Möglicherweise braucht es gar keine weiteren Austritte aus der EU: Die Europäische Union läuft Gefahr, an der Frage der Brüsseler Kompetenzen und an der mangelnden Solidarität der Mitgliedsländer untereinander zu zerbrechen. Die Flüchtlingskrise ist der Katalysator dieses Prozesses.

Nach dem Treffen des Innenministers Wolfgang Sobotka und des Verteidigungsministers Hans Peter Doskozil mit ihren ungarischen Kollegen sagte Doskozil: "Wir sollten europäisch denken und bilateral handeln." Das ist verräterisch und ein Alarmzeichen, wie sehr selbst österreichische Spitzenpolitiker das Europäische nur noch als Alibi im Munde führen, de facto aber nicht mehr als Verpflichtung fühlen. Das regionale Hemd ist ihnen näher als der europäische Rock.

Bleiben wir beim österreichischen Verteidigungsminister. Er will eine größere Nähe zur Nato und hält offenbar von einer europäischen Verteidigungsoption wenig. Die Nato gibt es schon, und der Nachbar Ungarn ist wie andere Nachbarn Mitglied des Bündnisses.

Angesichts dieser Realität wäre eine Europa-Armee ohnehin eine kostspielige Parallelunternehmung, weil sich die Armeen der Nationalstaaten wegen der Nato, aber auch wegen des patriotischen Stolzes nicht unter Brüsseler Kommando begeben würden.

Österreich könnte jedoch Verfechter einer europäischen Polizei sein, denn die würden wir dringend brauchen – zur Sicherung der Außengrenzen bei wachsenden Flüchtlingsströmen und zur Verringerung der Terrorgefahr. Das wäre effektiver als die Grenzschutz-Agentur Frontex. Eine EU-Polizei wäre auch nötig, weil es eine starke Kooperation der Abwehrdienste nicht gibt.

In die Lücken stoßen lokale Bürgerwehren, die zunehmend ein Problem für die Demokratien in Südosteuropa bilden. Die österreichische Regierung, allen voran Außenminister Sebastian Kurz, tut zwar so als löse die "Schließung der Balkanroute" einen Teil des Problems. Das Vorgehen wirft aber neue Fragen auf.

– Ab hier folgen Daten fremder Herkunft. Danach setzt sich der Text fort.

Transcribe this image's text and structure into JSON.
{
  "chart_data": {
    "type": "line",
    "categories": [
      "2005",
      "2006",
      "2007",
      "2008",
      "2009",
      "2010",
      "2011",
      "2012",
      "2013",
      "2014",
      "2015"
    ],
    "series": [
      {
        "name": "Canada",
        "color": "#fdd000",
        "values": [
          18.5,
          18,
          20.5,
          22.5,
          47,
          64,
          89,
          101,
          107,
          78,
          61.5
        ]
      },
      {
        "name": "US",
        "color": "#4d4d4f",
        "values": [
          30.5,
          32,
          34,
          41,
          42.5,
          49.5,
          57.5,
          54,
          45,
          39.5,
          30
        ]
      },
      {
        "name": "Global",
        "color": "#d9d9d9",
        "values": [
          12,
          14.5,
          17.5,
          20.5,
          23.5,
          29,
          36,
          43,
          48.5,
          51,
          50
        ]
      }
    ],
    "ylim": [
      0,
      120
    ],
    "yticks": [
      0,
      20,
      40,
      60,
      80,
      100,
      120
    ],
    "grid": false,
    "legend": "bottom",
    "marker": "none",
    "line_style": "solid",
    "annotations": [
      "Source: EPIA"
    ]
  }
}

In Bulgarien haben mehrere Tausend Soldaten privater Bürgerwehren ohne offizielles Mandat laut einem 3sat-Bericht vergangenen Freitag die "Grenzsicherung übernommen". Sie verstehen sich als "europäische Miliz", eine wachsende Zahl hat eine "kostenlose Ausbildung in Russland" erhalten. Die Flüchtlinge haben nach Darstellung ihrer Kommandanten "zu einem Drittel Aids" und zudem "als muslimische Angreifer genug Geld in der Tasche".

Kann das für Österreich ein Teil der Lösung sein? Sicher nicht. Noch dazu, weil sich die östlichen EU-Staaten hartnäckig weigern, Flüchtlinge im Sinne einer Quotenregelung aufzunehmen. Das heißt:

1. In den südöstlichen Grenzstaaten schreitet die Destabilisierung der ohnehin schwachen demokratischen Strukturen fort, Griechenland und Italien sind zunehmend überfordert. Und die Türkei geht nach dem Putschversuch vom Wochenende auf eine noch ungewissere Zukunft zu.

2. Man wagt aus wirtschaftlichen Gründen keinen EU-Austritt, verabschiedet sich aber von Verpflichtungen außerhalb der Marktstrukturen.